La croissance annuelle du marché français du pliage métallique dépasse 3 % depuis 2018, malgré la volatilité du prix des matières premières. Certaines entreprises parviennent à maintenir des délais courts et une qualité stable, alors que la majorité du secteur subit des retards et des ajustements de production.
Coanu, fondée en 2015, figure parmi les rares acteurs à avoir élargi ses capacités techniques tout en intégrant de nouveaux alliages et formats. Son modèle repose sur une combinaison de procédés automatisés et de contrôle qualité renforcé, ce qui lui permet d’absorber des commandes complexes sans sacrifier la rentabilité.
Pliage des métaux : principes essentiels et matériaux adaptés
Le pliage s’impose comme l’un des gestes techniques incontournables de la tôlerie. Transformer une feuille brute en pièce à la demande, c’est le défi relevé chaque jour par les ateliers spécialisés. Les machines pilotées par commande numérique (CNC) ont pris le dessus, apportant une précision jusque-là inégalée, peu importe le nombre de pièces ou la complexité de la forme.
Dans ces ateliers, le choix du poinçon et de la matrice dépend d’abord de l’épaisseur de la tôle. Plus la matière est épaisse, plus il faut de puissance, et plus la gestion du retour élastique demande un véritable savoir-faire. Les matériaux, eux, varient selon les usages : acier inoxydable pour sa résistance, acier galvanisé pour la durabilité, aluminium pour sa légèreté, mais aussi cuivre ou plomb pour des applications ciblées. Le pliage de tôle en aluminium intéresse pour sa maniabilité, tandis que l’inox brossé domine là où la corrosion menace.
Voici les principales méthodes de pliage mobilisées en fonction des besoins :
- pliage en V pour obtenir des angles nets et précis,
- pliage par emboutissage pour donner du volume aux pièces,
- pliage à rayon variable pour concevoir des formes plus douces ou complexes.
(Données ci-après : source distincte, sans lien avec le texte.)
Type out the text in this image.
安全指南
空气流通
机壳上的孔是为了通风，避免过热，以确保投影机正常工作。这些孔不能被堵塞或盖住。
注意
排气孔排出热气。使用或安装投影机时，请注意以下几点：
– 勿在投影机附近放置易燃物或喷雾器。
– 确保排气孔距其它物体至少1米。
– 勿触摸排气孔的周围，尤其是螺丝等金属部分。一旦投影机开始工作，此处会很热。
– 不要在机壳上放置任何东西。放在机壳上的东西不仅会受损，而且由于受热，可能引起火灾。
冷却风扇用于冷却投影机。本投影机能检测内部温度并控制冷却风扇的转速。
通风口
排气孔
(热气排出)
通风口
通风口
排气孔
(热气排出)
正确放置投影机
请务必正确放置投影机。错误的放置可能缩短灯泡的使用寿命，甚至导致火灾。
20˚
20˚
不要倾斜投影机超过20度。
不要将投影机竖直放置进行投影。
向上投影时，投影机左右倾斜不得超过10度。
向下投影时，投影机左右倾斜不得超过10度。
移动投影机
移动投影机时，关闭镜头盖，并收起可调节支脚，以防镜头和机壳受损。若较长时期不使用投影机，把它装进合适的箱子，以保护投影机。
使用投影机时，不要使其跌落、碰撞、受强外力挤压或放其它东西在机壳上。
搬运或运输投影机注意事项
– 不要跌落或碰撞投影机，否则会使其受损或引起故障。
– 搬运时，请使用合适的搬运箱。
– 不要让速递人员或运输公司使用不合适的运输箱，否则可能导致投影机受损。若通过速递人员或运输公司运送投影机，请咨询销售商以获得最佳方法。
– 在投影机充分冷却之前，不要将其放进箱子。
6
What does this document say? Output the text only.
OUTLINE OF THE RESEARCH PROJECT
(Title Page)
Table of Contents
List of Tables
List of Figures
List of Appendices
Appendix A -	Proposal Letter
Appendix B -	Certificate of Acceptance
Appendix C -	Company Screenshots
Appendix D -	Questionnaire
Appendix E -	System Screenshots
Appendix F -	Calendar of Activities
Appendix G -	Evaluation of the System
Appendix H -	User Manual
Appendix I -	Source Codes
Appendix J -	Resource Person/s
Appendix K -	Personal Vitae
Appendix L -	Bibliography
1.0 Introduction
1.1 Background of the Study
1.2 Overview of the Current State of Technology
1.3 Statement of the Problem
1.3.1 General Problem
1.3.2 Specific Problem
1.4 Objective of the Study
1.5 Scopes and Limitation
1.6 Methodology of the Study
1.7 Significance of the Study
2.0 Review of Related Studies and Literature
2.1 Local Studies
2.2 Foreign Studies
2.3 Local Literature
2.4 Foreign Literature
La maîtrise du processus de pliage fait la différence pour créer des pièces métalliques sur mesure, des rives à boudin jusqu’aux cassettes perforées qui habillent les façades d’aujourd’hui. Coanu, pour sa part, a misé sur l’automatisation et la souplesse des équipements numériques afin de répondre rapidement à une grande variété de projets industriels.
Comment Coanu renouvelle les techniques et répond aux besoins du marché français
L’ambiance dans les ateliers de Coanu se mesure au rythme régulier des presses et des tables de découpe laser. Discrète mais efficace, l’entreprise a bâti sa réputation sur une automatisation pensée dans les moindres détails :
- lignes robotisées pour la découpe laser,
- intégration du jet d’eau pour travailler les métaux délicats,
- organisation en flux tendus pour limiter les stocks et accélérer la production.
À Igney dans les Vosges comme à Chelles près de Paris, ces choix assurent une grande flexibilité : passer d’un prototype unique à une série de pièces n’implique aucune perte en qualité ni en réactivité.
Le marché français du pliage métallique exige aujourd’hui des solutions rapides et sur mesure. Les acteurs du BTP, qu’ils interviennent à Lyon ou à Bordeaux, veulent des pièces métalliques pliées conformes à des géométries strictes et capables de respecter le patrimoine bâti. Lors de la restauration de Notre-Dame de Paris, Coanu a su fournir des éléments répondant aux attentes pointues de la restauration monumentale, validés par les Bâtiments de France et la certification Qualibat patrimoine.
La synergie entre découpe laser et pliage ouvre la voie à de nouvelles possibilités. Les ingénieurs de Coanu épaulent les bureaux d’études dès la phase de conception, intégrant les contraintes du pliage dès la première esquisse. Que ce soit pour des bardages techniques ou des cassettes décoratives, chaque solution s’appuie sur une chaîne numérique, du chiffrage à la livraison. Coanu privilégie l’accompagnement sur mesure et la proximité, qu’il s’agisse d’un chantier dans les Vosges ou en Gironde.
Sur un marché où la vitesse et l’adaptabilité font la différence, Coanu trace sa route : allier maîtrise technique et proximité, c’est la promesse tenue à chaque projet, des pièces uniques aux grandes séries. La prochaine innovation pourrait bien naître là, entre la précision d’un laser et l’expérience d’un atelier qui refuse la routine.